To China, gray zone operations are meant to maintain stability, protect its “rights,” and are considered essential to its security and guarding operations.
To counter gray zone operations these security analysts also point out that upon spotting the gray zone actions, responding boldly will minimize their effects. They suggest several techniques:
- transparency to draw attention to the coercive actions;
- deterrence;
- preparation and preemption to expose the action; and
- integrated actions using the “whole of society” approach including strengthening national identity, with early and
bold action.
Some members of The Maritime League are consistently voicing out the importance of following the rule of law, the need for transparency in government actions to counter China’s gray zone tactics, and the benefits of having a defense ally and security partners. Sadly, some media commentators and academics appear biased in supporting non-Filipino narratives by highlighting the disadvantages of fulfilling our defense treaty obligations while overlooking the creeping invasion of our maritime zones and setting aside the favorable population support to the rule of law and to our ally.
The force restructuring and organizational development entail consolidation of maritime forces. China has 3 seagoing forces: PLAN, CCG and CMM, under one command and control body, the Military Commission. The country has 2 but with separate command and control. Barely ten years after China consolidated its maritime forces it had established “command” of the South China Sea threatening freedom of navigation therein and continuing its creeping invasion. Among the claimant nations, Indonesia and Vietnam made significant bold responses –burning fishing boats and using naval ships to confront the CCG and CMM– that deter further Chinese presence in their maritime areas.
Up north, the Japanese self-defense and maritime safety assets challenge CCG and CMM ships to assert their position against poaching their borders. Our only defense ally has been asserting the freedom of navigation provision of the UNCLOS and other international laws. Some EU nations have sent their naval contingents to send a strong message that the rule of law must be upheld by the international community.

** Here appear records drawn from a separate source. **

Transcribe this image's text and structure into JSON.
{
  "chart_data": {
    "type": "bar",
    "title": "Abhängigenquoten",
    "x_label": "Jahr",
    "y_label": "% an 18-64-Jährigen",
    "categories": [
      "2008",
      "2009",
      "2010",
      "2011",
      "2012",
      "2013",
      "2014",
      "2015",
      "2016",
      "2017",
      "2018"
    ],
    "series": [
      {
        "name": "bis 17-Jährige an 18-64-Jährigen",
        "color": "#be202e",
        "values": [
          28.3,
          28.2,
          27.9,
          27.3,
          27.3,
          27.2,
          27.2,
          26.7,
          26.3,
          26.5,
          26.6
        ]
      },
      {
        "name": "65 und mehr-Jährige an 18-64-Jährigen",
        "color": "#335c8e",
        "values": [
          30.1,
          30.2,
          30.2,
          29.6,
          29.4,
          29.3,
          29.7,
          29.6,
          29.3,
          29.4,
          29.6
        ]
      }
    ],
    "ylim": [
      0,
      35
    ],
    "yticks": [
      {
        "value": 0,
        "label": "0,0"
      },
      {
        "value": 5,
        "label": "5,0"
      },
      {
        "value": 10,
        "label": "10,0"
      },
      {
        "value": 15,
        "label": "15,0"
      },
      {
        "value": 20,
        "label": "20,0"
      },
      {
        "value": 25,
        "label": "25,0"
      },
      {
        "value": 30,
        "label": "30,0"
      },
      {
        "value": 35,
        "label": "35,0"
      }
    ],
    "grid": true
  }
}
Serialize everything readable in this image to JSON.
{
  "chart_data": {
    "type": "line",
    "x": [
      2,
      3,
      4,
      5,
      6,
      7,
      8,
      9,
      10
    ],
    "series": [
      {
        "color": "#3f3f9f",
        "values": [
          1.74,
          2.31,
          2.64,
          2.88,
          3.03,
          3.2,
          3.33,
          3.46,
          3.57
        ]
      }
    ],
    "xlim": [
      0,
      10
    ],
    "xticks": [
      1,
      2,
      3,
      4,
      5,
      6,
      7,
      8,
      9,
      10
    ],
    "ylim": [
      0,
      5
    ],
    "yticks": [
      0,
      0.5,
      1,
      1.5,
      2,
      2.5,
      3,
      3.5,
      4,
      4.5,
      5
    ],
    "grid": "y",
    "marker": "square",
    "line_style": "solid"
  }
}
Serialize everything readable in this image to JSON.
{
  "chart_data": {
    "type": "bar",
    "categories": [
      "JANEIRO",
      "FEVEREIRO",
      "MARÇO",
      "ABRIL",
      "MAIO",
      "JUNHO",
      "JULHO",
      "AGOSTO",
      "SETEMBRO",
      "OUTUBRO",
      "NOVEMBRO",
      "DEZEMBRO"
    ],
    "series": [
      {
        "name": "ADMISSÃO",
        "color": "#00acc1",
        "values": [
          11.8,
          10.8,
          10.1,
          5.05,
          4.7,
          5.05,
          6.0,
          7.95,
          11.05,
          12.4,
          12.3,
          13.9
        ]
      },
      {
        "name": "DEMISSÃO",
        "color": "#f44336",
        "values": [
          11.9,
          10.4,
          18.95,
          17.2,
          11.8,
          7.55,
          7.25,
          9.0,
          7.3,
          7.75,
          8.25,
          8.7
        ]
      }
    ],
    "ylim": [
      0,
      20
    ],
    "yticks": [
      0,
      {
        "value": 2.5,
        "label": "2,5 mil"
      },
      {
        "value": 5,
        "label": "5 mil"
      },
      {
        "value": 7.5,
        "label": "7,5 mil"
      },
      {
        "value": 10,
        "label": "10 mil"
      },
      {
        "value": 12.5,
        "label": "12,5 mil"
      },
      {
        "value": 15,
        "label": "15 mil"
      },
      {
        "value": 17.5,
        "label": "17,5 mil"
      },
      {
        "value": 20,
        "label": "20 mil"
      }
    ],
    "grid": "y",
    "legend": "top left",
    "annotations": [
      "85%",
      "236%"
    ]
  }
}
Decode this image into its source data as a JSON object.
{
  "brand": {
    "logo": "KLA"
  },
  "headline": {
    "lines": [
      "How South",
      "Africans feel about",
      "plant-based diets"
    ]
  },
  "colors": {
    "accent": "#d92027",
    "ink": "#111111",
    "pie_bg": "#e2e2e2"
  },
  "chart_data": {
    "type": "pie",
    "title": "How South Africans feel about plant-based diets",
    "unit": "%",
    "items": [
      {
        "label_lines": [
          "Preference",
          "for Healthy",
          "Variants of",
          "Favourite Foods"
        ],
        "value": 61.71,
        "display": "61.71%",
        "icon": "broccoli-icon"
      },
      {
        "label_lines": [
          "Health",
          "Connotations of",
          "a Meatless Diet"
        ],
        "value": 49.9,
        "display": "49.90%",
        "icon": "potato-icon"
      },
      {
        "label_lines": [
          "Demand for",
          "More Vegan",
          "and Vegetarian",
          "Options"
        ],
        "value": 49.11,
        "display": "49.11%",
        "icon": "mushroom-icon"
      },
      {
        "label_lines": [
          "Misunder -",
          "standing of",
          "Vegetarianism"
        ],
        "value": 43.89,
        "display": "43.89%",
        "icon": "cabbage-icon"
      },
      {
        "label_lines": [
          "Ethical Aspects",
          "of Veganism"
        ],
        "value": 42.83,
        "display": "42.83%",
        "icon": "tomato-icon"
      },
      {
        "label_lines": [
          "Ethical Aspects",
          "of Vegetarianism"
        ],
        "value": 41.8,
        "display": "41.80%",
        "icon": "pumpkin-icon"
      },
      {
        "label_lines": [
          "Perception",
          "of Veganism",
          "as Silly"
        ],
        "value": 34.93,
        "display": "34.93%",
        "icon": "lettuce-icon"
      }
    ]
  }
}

With growing support from other friendly nations, we must show our unequivocal position that we are also prepared to do our share by restructuring our defense forces. The PCG may have to be transferred to the National Defense Department and further to the AFP in the interest of efficiency, effectiveness, and economy. The U.S. Coast Guard used to be with the Treasury Department, was then moved to the Department of Transportation, and finally to the Department of Homeland Security in 2001. The maxim of Napoleon Bonaparte on “changing tactics in war every 10 years … to retain superiority” may be a thing to ponder, and the sooner the better.